I nodded. “Nobody could take more than a few of those.”
It was warmer now. The water was sparkling and blue in the slight offshore breeze. A tanker came down the channel, headed seaward. I could see the men on the flying bridge, taking her out, and felt sick. I’d never be up there again. They’d catch me. Today, tomorrow, sometime. I’d spend the rest of my life in a cell.
She had fallen silent. “What are you thinking about?” I asked
“Shiloh,” she said.
“The battle? Or that machine tool company?”
“A little of each, I think. And fugitives. And what it’s really like to be a fugitive.” She fumbled absently in her purse for a cigarette. I lighted it for her. “Take a Union soldier,” she went on. “Maybe he was captured when Prentiss’s division was cut off and sent to the rear. And then escaped behind the Confederate lines after Bragg’s rearguard action and the withdrawal toward Corinth.
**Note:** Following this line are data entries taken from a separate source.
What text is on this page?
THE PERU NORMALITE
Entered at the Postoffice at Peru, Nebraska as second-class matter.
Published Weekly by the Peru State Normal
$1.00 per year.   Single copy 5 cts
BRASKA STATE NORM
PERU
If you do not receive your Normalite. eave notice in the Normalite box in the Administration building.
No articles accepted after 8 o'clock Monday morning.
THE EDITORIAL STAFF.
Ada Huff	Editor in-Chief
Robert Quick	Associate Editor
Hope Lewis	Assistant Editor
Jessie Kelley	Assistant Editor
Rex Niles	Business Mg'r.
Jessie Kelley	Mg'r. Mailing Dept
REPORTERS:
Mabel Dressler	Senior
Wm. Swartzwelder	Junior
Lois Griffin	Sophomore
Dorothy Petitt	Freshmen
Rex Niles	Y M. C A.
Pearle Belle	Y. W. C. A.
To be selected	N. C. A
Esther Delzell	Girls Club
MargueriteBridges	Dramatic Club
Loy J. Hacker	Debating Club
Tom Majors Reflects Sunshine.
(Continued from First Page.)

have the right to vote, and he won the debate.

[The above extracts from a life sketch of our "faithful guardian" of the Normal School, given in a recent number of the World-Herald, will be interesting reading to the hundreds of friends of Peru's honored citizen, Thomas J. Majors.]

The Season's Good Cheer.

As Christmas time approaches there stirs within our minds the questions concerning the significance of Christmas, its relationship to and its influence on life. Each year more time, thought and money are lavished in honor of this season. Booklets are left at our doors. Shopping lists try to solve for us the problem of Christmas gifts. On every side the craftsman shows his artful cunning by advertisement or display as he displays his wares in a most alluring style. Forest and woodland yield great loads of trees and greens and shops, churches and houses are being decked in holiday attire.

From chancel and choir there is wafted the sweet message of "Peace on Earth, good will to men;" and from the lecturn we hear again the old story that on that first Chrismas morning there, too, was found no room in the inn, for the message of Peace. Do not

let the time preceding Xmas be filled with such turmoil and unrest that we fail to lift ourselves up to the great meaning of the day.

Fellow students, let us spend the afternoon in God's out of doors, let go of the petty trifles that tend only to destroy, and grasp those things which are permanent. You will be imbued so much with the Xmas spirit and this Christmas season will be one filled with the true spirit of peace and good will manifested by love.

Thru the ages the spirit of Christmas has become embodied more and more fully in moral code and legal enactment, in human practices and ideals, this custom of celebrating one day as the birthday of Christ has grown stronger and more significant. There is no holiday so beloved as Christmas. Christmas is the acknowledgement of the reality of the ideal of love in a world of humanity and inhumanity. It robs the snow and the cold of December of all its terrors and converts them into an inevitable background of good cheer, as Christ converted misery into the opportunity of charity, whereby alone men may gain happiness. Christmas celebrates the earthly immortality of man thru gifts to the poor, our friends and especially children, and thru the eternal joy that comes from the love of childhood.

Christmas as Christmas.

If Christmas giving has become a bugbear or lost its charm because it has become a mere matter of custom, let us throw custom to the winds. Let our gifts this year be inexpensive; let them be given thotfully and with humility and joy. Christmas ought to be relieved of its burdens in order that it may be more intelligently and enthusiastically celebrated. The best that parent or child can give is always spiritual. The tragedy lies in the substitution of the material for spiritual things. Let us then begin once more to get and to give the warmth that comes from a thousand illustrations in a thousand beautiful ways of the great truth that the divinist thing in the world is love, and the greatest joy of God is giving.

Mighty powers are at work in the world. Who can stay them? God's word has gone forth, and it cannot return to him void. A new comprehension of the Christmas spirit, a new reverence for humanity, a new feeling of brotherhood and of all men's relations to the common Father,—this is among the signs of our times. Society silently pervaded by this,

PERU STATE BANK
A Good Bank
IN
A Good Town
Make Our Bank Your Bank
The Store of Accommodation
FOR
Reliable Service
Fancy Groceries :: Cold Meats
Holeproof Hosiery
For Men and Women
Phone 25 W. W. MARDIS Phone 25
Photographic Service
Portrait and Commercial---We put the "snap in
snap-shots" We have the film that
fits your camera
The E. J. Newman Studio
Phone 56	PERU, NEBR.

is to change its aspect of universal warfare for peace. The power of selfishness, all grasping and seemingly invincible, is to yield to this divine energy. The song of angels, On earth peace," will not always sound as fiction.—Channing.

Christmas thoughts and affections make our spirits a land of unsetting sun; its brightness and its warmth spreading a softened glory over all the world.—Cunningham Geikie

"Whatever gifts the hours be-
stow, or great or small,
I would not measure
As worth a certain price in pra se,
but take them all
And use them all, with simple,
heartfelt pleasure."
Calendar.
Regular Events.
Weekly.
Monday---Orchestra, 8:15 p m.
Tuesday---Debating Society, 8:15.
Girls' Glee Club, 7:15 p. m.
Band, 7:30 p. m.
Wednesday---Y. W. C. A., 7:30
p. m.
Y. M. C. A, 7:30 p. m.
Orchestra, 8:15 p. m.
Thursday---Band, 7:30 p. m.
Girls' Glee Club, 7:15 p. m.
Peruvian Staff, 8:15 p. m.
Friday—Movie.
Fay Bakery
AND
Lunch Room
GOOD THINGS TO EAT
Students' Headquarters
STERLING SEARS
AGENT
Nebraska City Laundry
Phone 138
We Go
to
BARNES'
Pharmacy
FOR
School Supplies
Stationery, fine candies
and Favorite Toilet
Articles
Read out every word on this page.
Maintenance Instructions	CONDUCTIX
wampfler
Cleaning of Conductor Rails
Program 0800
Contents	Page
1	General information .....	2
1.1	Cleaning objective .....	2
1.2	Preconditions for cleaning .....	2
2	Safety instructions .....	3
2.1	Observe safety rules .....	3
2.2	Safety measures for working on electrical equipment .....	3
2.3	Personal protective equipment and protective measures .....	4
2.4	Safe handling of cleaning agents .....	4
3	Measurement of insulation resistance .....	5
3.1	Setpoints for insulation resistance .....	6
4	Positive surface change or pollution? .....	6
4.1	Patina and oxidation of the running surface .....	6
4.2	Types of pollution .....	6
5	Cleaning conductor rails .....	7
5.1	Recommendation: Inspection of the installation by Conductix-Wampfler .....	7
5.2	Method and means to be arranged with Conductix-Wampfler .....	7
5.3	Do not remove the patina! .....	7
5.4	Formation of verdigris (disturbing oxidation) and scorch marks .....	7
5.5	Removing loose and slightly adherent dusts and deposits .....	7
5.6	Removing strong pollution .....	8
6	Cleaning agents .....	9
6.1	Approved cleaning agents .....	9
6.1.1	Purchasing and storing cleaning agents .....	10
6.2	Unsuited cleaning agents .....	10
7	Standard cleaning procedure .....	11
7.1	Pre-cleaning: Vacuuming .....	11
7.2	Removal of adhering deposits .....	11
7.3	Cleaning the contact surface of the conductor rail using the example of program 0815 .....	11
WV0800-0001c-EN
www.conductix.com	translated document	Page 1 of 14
He was wounded and in enemy territory—” Her voice trailed off and she stared out over the water.
“But what does this have to do with the factory?”
“Nothing.” Then she glanced at her watch. “But we’ve got to get back if we’re going to catch the coffee break.”
“I’ll take it from here,” I said. “You drop me and go on back to the apartment.”
* * *
She let me out three blocks away and I walked slowly up Denton Street in the sunlight. It was ten-fifteen. Just as I reached George’s coffee shop two girls came out of the gate at the Comet Boat Company across the street. One was brown-haired, the other blonde. I opened the screen door and went inside.
There was a long counter at right angles to the doorway, and to the right were ten or twelve booths. I went on around to the far end of the counter and sat down facing the door. There were two men and a girl at the counter, and I was aware of some more people at two of the booths, though I hadn’t looked at them yet. I set the briefcase on the counter and unzipped it to take out one of the letters Suzy had typed.